The Cuckoo’s Calling – Robert Galbraith – Prologue

I’m so excited to read this book, ever since it was announced, well uncovered/exposed by journalists (because of a leak from a law firm!!!) I have been waiting to read it. If you weren’t aware, this book is not written by debut author Robert Galbraith, who was said to have retired from the armed forces, but instead, world-wide famous author, JK Rowling. She was writing under a pseudonym, and the book was published back in April, and was only rather recently revealed to the world who the real author was. This, as expected, caused a huge flurry of sales, sending the book sky-rocketing to the top of the Top Seller’s lists around the world, with thousands of books being sold since the reveal (more than three times the amount sold the three months prior).

UK version of the cover, published by Sphere

So what do I know about the book? Very little, just that it is a crime/mystery novel, and I’m super excited to see JK’s attempt at it, because she is so good at leaving clues throughout the book, so it should be great!

The cover is quite nice, I have the UK version, and I think it’s better than the US cover.

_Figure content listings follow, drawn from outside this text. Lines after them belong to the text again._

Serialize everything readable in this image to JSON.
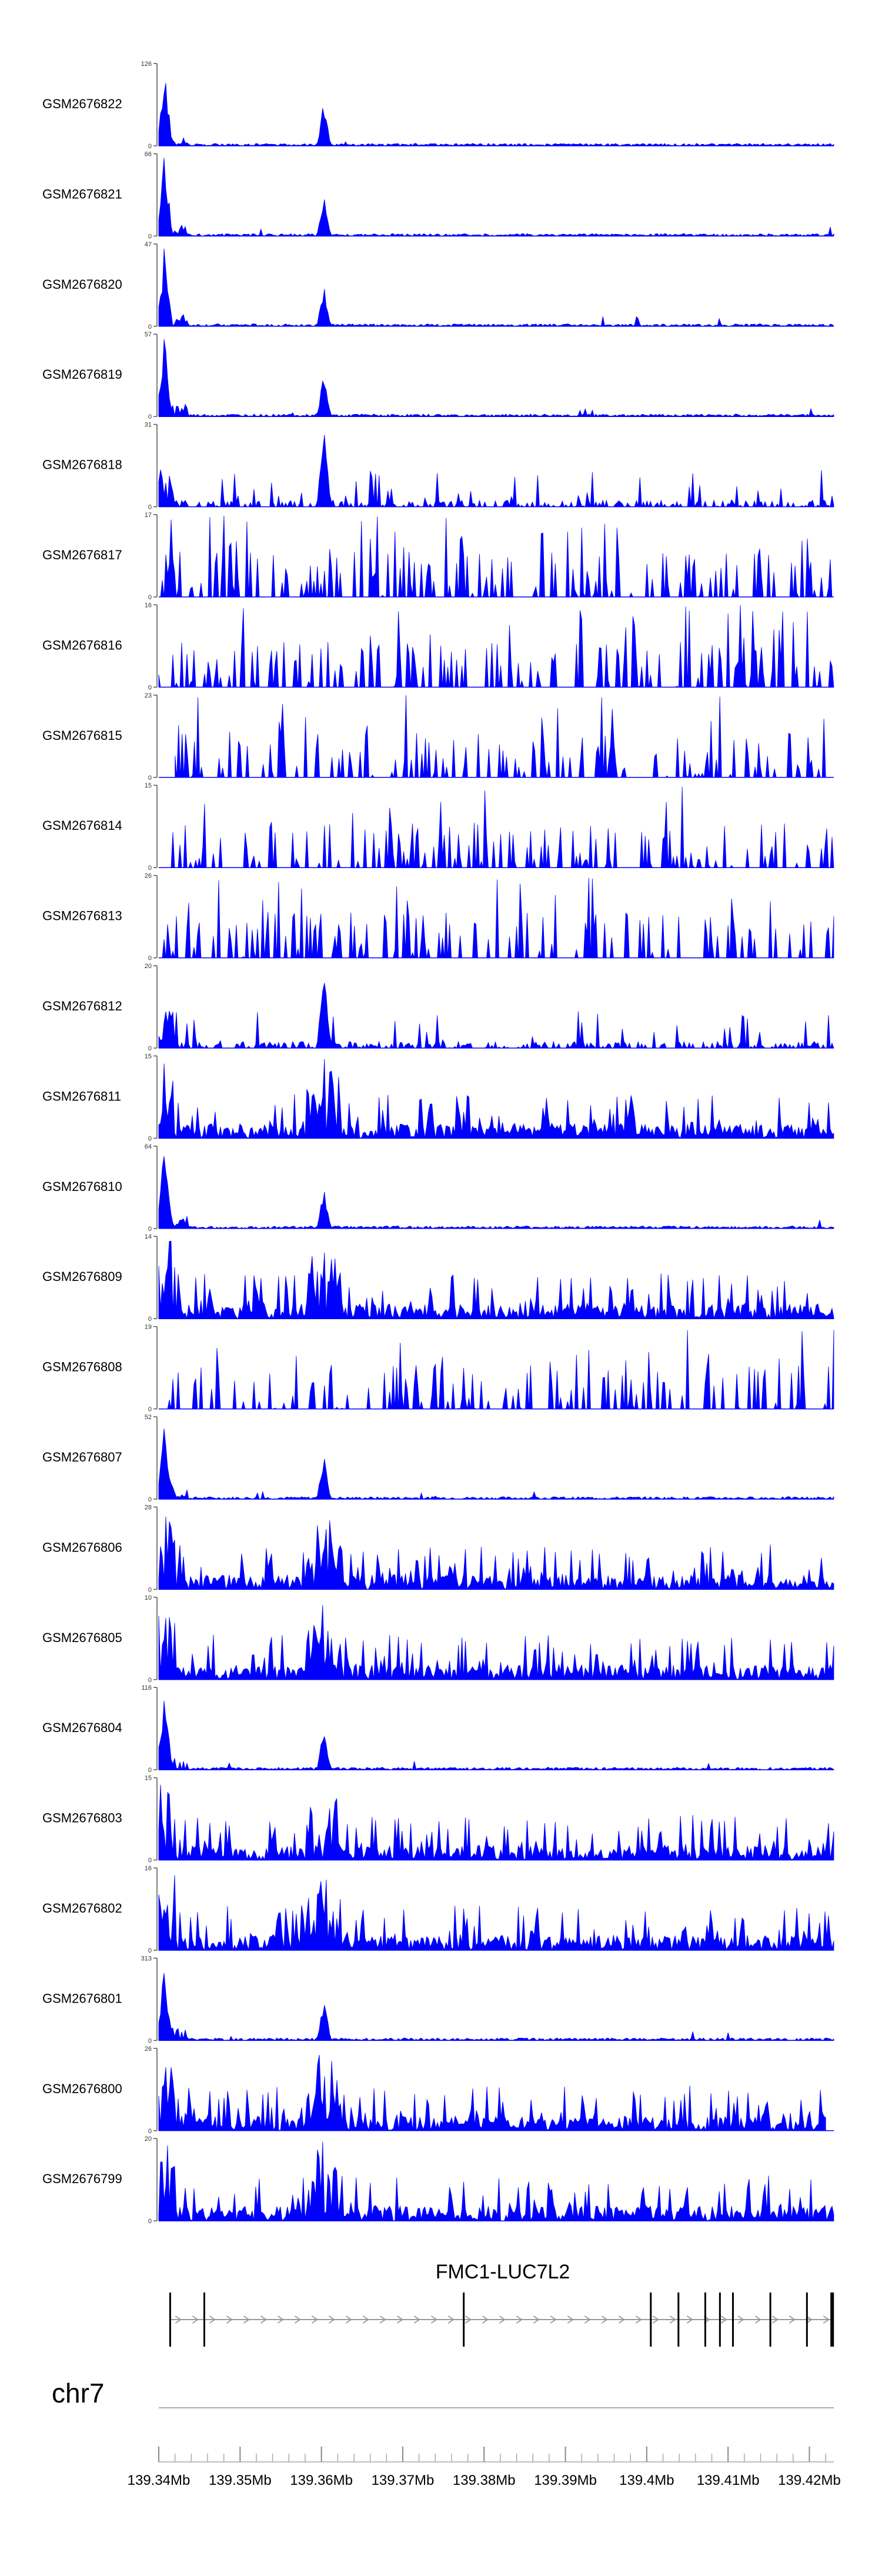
{
  "chart_data": {
    "type": "area",
    "title": "",
    "xlabel": "",
    "ylabel": "",
    "color": "#0000ff",
    "x_range_mb": [
      139.34,
      139.423
    ],
    "series": [
      {
        "name": "GSM2676822",
        "ymax": "126",
        "style": "peaky",
        "seed": 22,
        "start": 139.34,
        "end": 139.423
      },
      {
        "name": "GSM2676821",
        "ymax": "66",
        "style": "peaky",
        "seed": 21,
        "start": 139.34,
        "end": 139.423
      },
      {
        "name": "GSM2676820",
        "ymax": "47",
        "style": "peaky",
        "seed": 20,
        "start": 139.34,
        "end": 139.423
      },
      {
        "name": "GSM2676819",
        "ymax": "57",
        "style": "peaky",
        "seed": 19,
        "start": 139.34,
        "end": 139.423
      },
      {
        "name": "GSM2676818",
        "ymax": "31",
        "style": "spiky",
        "seed": 18,
        "start": 139.34,
        "end": 139.423
      },
      {
        "name": "GSM2676817",
        "ymax": "17",
        "style": "sparse",
        "seed": 17,
        "start": 139.34,
        "end": 139.423
      },
      {
        "name": "GSM2676816",
        "ymax": "16",
        "style": "sparse",
        "seed": 16,
        "start": 139.34,
        "end": 139.423
      },
      {
        "name": "GSM2676815",
        "ymax": "23",
        "style": "sparse",
        "seed": 15,
        "start": 139.342,
        "end": 139.422
      },
      {
        "name": "GSM2676814",
        "ymax": "15",
        "style": "sparse",
        "seed": 14,
        "start": 139.34,
        "end": 139.423
      },
      {
        "name": "GSM2676813",
        "ymax": "26",
        "style": "sparse",
        "seed": 13,
        "start": 139.34,
        "end": 139.423
      },
      {
        "name": "GSM2676812",
        "ymax": "20",
        "style": "spiky",
        "seed": 12,
        "start": 139.34,
        "end": 139.423
      },
      {
        "name": "GSM2676811",
        "ymax": "15",
        "style": "dense",
        "seed": 11,
        "start": 139.34,
        "end": 139.423
      },
      {
        "name": "GSM2676810",
        "ymax": "64",
        "style": "peaky",
        "seed": 10,
        "start": 139.34,
        "end": 139.423
      },
      {
        "name": "GSM2676809",
        "ymax": "14",
        "style": "dense",
        "seed": 9,
        "start": 139.34,
        "end": 139.423
      },
      {
        "name": "GSM2676808",
        "ymax": "19",
        "style": "sparse",
        "seed": 8,
        "start": 139.34,
        "end": 139.423
      },
      {
        "name": "GSM2676807",
        "ymax": "52",
        "style": "peaky",
        "seed": 7,
        "start": 139.34,
        "end": 139.423
      },
      {
        "name": "GSM2676806",
        "ymax": "28",
        "style": "dense",
        "seed": 6,
        "start": 139.34,
        "end": 139.423
      },
      {
        "name": "GSM2676805",
        "ymax": "10",
        "style": "dense",
        "seed": 5,
        "start": 139.34,
        "end": 139.423
      },
      {
        "name": "GSM2676804",
        "ymax": "116",
        "style": "peaky",
        "seed": 4,
        "start": 139.34,
        "end": 139.423
      },
      {
        "name": "GSM2676803",
        "ymax": "15",
        "style": "dense",
        "seed": 3,
        "start": 139.34,
        "end": 139.423
      },
      {
        "name": "GSM2676802",
        "ymax": "16",
        "style": "dense",
        "seed": 2,
        "start": 139.34,
        "end": 139.423
      },
      {
        "name": "GSM2676801",
        "ymax": "313",
        "style": "peaky",
        "seed": 1,
        "start": 139.34,
        "end": 139.423
      },
      {
        "name": "GSM2676800",
        "ymax": "26",
        "style": "dense",
        "seed": 100,
        "start": 139.34,
        "end": 139.422
      },
      {
        "name": "GSM2676799",
        "ymax": "20",
        "style": "dense",
        "seed": 99,
        "start": 139.34,
        "end": 139.423
      }
    ],
    "gene": {
      "name": "FMC1-LUC7L2",
      "start_mb": 139.3414,
      "end_mb": 139.4228,
      "exons_mb": [
        139.3414,
        139.3456,
        139.3775,
        139.4005,
        139.4039,
        139.4072,
        139.409,
        139.4106,
        139.4152,
        139.4197,
        139.4228
      ]
    },
    "chromosome": "chr7",
    "tick_labels": [
      "139.34Mb",
      "139.35Mb",
      "139.36Mb",
      "139.37Mb",
      "139.38Mb",
      "139.39Mb",
      "139.4Mb",
      "139.41Mb",
      "139.42Mb"
    ],
    "tick_values_mb": [
      139.34,
      139.35,
      139.36,
      139.37,
      139.38,
      139.39,
      139.4,
      139.41,
      139.42
    ],
    "minor_tick_step_mb": 0.002
  }
}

It looks quite mysterious (which is fitting), and the detail is really good, it’s a work of art! As to what’s on the blurb, I have no idea, I can’t bring myself to read it!

The first thing you come across is a dedication to ‘the real Deeby’ which I find interesting, but I have no idea what that means.

Then you come across a poem (a ‘dirge’) from Christina G. Rossetti, a 19th century poet:

Why were you born when the snow was falling?
You should have come to the cuckoo’s calling,
Or when grapes are green in the cluster,
Or, at least, when lithe swallows muster
   For their far off flying
   From summer dying.
Why did you die when the lambs were cropping?
You should have died at the apples’ dropping,
When the grasshopper comes to trouble,
And the wheat-fields are sodden stubble,
   And all winds go sighing
   For sweet things dying.

It really is a beautiful poem, but I wonder how it relates to the story at hand.


Now we get another quotation (just like in The Casual Vacancy, except this time, not from the Council Handbook!), from yet another poet, this time Lucius Accius, the translated version is below:

Unhappy is he whose fame makes his misfortunes famous

Which I find a very interesting idea. But anyway let’s look at the actual prologue. So there has been a death (as always in a mystery/crime novel), and it’s of a famous person, who is suspected to have committed suicide. There is one detail, one man was taking photos of all the windows, since he wasn’t sure which one was ‘the one’, and I think that might become important later on in the book, maybe he caught something others weren’t looking for.

Then we have one police officer, Carver, who doesn’t think this is a murder, while Wardle doesn’t quite seem to agree. And of course because it was a famous person, the media are circling like hounds! And there is rumour of drugs, and rehab, and boyfriends, and the curse of fame. But whether this was suicide or murder we’ll have to wait and find out! Sounds really interesting, and I can’t wait for more!